To the extent permitted by law, the Company is not liable for any loss incurred from accessing or downloading the Prospectus from this website, including, but not limited to, data corruption or download.

Entitlement and Acceptance

Anyone who wants to take up their entitlement will need to carefully consider the TMD and Prospectus and complete the personalised Entitlement and Acceptance Form attached to or accompanied by the Prospectus (Acceptance Form) or pay the applications monies in accordance with the details set out in the Prospectus and Acceptance Form. The Corporations Act 2001 (Cth) prohibits any person from passing onto another person an Acceptance Form unless it is attached to or accompanied by a complete and unaltered version of a prospectus. 

The Company reserves the right not to accept an Acceptance Form or payment of application monies from a person if it has reason to believe that when that person was given access to the electronic Acceptance Form, it was not provided together with the electronic Prospectus and any relevant supplementary or replacement prospectus or any of those documents were incomplete or altered.

If an Acceptance Form is not completed correctly, or if the accompanying payment is the wrong amount, the Company may, in its discretion, still treat the Acceptance Form to be valid. The Company’s decision to treat an acceptance as valid, and how to construe, amend or complete the Acceptance Form, will be final.

No Advice

Nothing contained on this website or in the Prospectus constitutes investment, legal, business, tax or other advice. In particular, the information on this website and in the Prospectus does not take into account your financial or investment objectives, financial situation or particular needs. In making an investment decision, you must rely on your own examination of the Company, the securities being offered for and the terms of the offering, including the merits and risks involved. You should consult your professional advisers for investment, legal, business, tax or other advice.

Persons to whom Offers are available

For legal reasons, the electronic version of the Prospectus accessible through this website is available to persons accessing this website from within Australia and New Zealand only. If you are accessing this website from anywhere outside Australia or New Zealand, please do not download the electronic version of the Prospectus.
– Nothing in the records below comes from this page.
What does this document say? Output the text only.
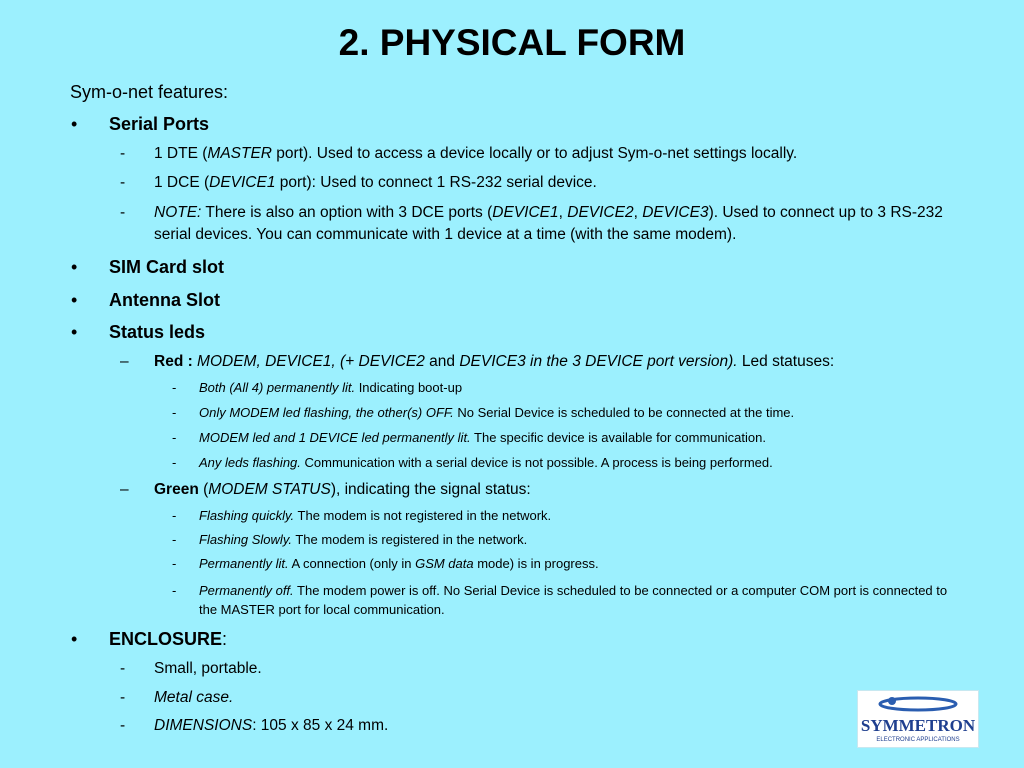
2. PHYSICAL FORM
Sym-o-net features:
• Serial Ports
- 1 DTE (MASTER port). Used to access a device locally or to adjust Sym-o-net settings locally.
- 1 DCE (DEVICE1 port): Used to connect 1 RS-232 serial device.
-	NOTE: There is also an option with 3 DCE ports (DEVICE1, DEVICE2, DEVICE3). Used to connect up to 3 RS-232 serial devices. You can communicate with 1 device at a time (with the same modem).
• SIM Card slot
• Antenna Slot
• Status leds
– Red : MODEM, DEVICE1, (+ DEVICE2 and DEVICE3 in the 3 DEVICE port version). Led statuses:
- Both (All 4) permanently lit. Indicating boot-up
- Only MODEM led flashing, the other(s) OFF. No Serial Device is scheduled to be connected at the time.
- MODEM led and 1 DEVICE led permanently lit. The specific device is available for communication.
- Any leds flashing. Communication with a serial device is not possible. A process is being performed.
– Green (MODEM STATUS), indicating the signal status:
- Flashing quickly. The modem is not registered in the network.
- Flashing Slowly. The modem is registered in the network.
- Permanently lit. A connection (only in GSM data mode) is in progress.
-	Permanently off. The modem power is off. No Serial Device is scheduled to be connected or a computer COM port is connected to the MASTER port for local communication.
• ENCLOSURE:
- Small, portable.
- Metal case.
- DIMENSIONS: 105 x 85 x 24 mm.	SYMMETRON
ELECTRONIC APPLICATIONS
The Prospectus does not constitute an offer, or invitation to apply for, of securities in any jurisdiction where, or to any person to whom, it would not be lawful to issue the Prospectus or to make the offer or invitation. It is the responsibility of any applicant outside Australia or New Zealand to ensure compliance with all laws of any country relevant to their applications, and any such applicant should consult their professional advisers as to whether any government or other consents are required, or whether any formalities need to be observed to enable them to apply for and be allotted any securities.

It is not practicable for the Company to comply generally with the securities laws of overseas jurisdictions having regard to the number of overseas shareholders, the number and value of securities those shareholders would be offered and the cost of complying with regulatory requirements in each relevant jurisdiction. Accordingly, the offer pursuant to the Prospectus is only being extended and securities will only be issued to shareholders with a registered address in Australia or New Zealand.

Acknowledgement

By clicking “I Accept” below, you acknowledge and agree that:

  • You have read and understood the TMD and that you either fall within the Target Market or, if you do not fall within the Target Market, you are accessing the Prospectus for information purposes only and that you will not make an application under the Offers;
  • You have read and understood the above terms and conditions to access the electronic version of the Prospectus;
  • You are a resident of Australia or New Zealand and you are requesting a copy of the Prospectus from within Australia or New Zealand;
  • You will not pass onto any other person the Acceptance Form unless it is attached to or accompanied by the complete and unaltered electronic version of the Prospectus and the TMD.